Using Lascar’s temperature and humidity loggers
The Bury Art Gallery was first opened in Bury in 1901. A magnificent Edwardian structure, the building was designed specifically to house an extensive art collection left to the town by local industrialist Thomas Wrigley including works by renowned painters, Turner and Constable.
In 1907, the collection was extended again with the opening of a museum on the same site and nearly a hundred years later, in 2005, a major refurbishment and the relocation of Bury’s Archive Services to the building gave the museum the opportunity to broaden access to its collections even further.
Today, Bury Art Gallery, Museum and Archive provides the people of the town and visitors to the area with a unique snapshot of the city’s social and historical identity through its vast collection of art, local artefacts and document archives.
Alison Green, Museum Assistant, recognizes the importance the museum plays in recording Bury’s changing personality. One of her roles at the museum includes the actual physical preservation of all the exhibits. “It’s taken over a hundred years to build up this collection and its value, historically and socially, is enormous.”
“It’s very important we monitor the environment in which the collections are housed. Exposure to extremes of heat, cold, aridity or humidity can cause textiles, canvas, wood and other materials to quickly deteriorate.”
But taking simple readings from each room is not always the answer explains Alison. “Individual display cases have a different environment to the room they sit in. Our two storage facilities and the gallery are different again. And the perfect environment for a one hundred year old painting might be different than the ideal environment for a fifty year old army uniform.”
A search on the internet turned up a product by Lascar Electronics – a data logger – designed to measure and record both temperature and humidity over a specified period of time. “This is a great product”, says Alison. “I can simply plug it into my computer’s USB port, give it a name, set some alarms and choose a sampling rate – in our case once a minute.”
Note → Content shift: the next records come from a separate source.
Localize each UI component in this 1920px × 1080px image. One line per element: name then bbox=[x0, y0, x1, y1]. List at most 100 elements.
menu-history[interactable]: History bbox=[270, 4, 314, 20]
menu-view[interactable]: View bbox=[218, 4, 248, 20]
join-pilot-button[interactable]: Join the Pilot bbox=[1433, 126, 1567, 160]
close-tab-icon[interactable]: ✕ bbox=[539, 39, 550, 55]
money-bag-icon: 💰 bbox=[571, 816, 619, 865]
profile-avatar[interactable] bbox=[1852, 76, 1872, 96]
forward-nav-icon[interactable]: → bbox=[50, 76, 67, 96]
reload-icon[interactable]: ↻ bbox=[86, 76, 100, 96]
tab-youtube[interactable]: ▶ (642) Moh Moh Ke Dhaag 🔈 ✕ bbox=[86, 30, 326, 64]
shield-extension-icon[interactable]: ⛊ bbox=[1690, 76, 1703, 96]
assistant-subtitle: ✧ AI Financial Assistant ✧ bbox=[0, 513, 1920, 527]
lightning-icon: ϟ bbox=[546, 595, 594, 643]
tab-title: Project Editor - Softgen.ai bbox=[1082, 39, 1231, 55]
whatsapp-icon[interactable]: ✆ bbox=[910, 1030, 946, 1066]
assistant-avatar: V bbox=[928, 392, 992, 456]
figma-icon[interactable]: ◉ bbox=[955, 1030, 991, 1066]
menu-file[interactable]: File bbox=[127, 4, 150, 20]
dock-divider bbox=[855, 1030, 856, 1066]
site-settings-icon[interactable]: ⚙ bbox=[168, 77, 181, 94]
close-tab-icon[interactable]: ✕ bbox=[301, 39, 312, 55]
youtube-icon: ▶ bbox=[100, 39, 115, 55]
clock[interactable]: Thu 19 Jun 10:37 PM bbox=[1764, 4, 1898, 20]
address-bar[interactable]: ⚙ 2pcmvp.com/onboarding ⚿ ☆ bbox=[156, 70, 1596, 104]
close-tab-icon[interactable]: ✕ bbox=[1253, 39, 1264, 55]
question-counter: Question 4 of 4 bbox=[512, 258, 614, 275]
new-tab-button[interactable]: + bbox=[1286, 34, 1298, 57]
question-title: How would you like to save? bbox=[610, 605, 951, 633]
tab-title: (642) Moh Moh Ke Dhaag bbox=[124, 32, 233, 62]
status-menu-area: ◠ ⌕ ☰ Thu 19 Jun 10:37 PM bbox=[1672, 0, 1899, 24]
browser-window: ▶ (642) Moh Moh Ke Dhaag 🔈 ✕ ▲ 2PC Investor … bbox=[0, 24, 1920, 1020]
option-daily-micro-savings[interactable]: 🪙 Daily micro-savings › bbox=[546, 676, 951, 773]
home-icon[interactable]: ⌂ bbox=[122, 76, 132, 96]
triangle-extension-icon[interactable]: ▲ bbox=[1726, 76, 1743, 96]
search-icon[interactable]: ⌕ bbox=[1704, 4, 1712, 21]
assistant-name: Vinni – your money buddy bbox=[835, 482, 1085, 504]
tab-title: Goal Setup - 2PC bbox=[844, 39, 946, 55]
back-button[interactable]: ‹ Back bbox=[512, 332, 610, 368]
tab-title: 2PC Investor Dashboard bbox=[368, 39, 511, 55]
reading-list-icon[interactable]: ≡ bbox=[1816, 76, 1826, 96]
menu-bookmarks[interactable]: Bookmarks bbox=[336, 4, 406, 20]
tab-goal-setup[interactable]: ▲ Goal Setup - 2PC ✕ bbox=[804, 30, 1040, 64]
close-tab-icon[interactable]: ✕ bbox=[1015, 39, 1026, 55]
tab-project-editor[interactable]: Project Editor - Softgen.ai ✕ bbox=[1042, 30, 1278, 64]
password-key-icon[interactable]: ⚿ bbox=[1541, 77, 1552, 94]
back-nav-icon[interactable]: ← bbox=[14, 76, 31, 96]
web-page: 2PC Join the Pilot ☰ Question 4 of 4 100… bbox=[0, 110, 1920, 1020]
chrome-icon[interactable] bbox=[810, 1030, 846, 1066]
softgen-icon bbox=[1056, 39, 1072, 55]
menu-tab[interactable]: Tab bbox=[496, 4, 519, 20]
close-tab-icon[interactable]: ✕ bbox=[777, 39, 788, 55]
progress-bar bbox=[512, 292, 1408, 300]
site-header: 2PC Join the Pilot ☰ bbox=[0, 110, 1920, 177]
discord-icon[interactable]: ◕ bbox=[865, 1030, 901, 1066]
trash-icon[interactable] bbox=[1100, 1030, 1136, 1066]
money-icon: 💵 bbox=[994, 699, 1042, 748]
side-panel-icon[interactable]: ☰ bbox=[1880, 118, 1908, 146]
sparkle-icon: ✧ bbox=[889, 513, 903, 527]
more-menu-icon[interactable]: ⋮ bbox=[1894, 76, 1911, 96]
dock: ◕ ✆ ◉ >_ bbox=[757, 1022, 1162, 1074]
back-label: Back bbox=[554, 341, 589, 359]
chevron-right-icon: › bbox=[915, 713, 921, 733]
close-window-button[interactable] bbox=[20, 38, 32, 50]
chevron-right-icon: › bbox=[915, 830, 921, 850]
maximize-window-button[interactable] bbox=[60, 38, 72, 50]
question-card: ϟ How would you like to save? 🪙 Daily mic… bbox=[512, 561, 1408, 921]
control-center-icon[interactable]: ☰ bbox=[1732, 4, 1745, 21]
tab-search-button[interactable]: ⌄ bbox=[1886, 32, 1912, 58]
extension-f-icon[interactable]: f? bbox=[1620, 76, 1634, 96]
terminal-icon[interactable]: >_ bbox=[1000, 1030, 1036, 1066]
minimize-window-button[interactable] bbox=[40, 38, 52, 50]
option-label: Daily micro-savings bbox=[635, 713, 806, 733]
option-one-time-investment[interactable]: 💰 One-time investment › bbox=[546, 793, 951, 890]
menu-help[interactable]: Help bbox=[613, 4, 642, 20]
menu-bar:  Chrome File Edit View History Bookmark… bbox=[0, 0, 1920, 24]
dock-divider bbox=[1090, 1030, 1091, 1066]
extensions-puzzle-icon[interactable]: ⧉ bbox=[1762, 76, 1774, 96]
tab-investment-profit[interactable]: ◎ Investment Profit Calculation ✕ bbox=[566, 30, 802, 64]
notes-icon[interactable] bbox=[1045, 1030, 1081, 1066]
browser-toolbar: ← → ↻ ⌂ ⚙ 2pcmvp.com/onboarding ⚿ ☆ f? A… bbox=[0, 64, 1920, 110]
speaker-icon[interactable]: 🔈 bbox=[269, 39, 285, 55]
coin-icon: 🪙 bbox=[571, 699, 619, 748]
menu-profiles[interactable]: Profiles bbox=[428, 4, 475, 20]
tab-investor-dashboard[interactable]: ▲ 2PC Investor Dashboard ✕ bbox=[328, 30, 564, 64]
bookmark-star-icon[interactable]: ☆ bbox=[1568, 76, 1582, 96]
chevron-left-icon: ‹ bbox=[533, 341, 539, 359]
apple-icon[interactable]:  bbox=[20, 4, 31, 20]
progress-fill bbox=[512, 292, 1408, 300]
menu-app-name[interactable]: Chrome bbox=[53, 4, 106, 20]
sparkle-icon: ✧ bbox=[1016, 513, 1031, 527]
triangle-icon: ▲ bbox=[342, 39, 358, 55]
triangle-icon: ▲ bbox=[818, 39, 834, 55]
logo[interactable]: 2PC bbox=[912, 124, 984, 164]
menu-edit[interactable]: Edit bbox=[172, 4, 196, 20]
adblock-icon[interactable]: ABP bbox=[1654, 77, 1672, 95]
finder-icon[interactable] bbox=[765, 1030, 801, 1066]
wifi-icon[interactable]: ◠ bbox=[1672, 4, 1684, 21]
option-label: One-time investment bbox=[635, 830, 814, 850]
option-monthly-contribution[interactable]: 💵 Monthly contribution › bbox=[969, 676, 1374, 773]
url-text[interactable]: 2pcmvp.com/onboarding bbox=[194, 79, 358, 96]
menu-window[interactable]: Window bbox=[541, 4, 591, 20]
“When it’s programmed, it’s small enough that I can pop it back into a case without it taking over the display and away it goes measuring temperature and humidity levels. When the logger is full of data or I see an alarm level has been reached because its red alarm light is flashing, I take it back to the computer and download all the recordings to see what environment our exhibits have been exposed to.”
“It’s not just in the best interest of the exhibits – we’re a publicly funded organization and we have to actually prove we’re looking after everything in the museum.”
Since the building’s refurbishment in 2005, its physical environment has changed. While obvious shifts occur between the winter and summer months, changes to the physical structure of the building and the greater number of people inside the museum at any one time has caused fluctuation in temperature and humidity levels. “We’ve always measured these parameters,” explains Alison.
“Before finding the USB logger, we used chart recorders exclusively. They’re bulky and pretty expensive but they are accurate. Knowing that we were seeing some changes in the museum’s atmosphere, it was very important any replacement was just as accurate.”
With the change in focus from art gallery and museum to integrated gallery, museum and archives – and its new found popularity as a regional study resource, the importance of the museum as a cultural center is growing – as well as its responsibilities in preserving its historical assets.
Alison is pleased that Lascar’s USB logger is working well for them. “We are a small, regional museum and like most museums we certainly don’t have a large pot to dip into for things like data loggers.”
“While we don’t have as many as I’d like yet, they do an excellent job in a very important aspect of our work. A museum is its exhibits – and their preservation will make sure we are around for the next hundred years.”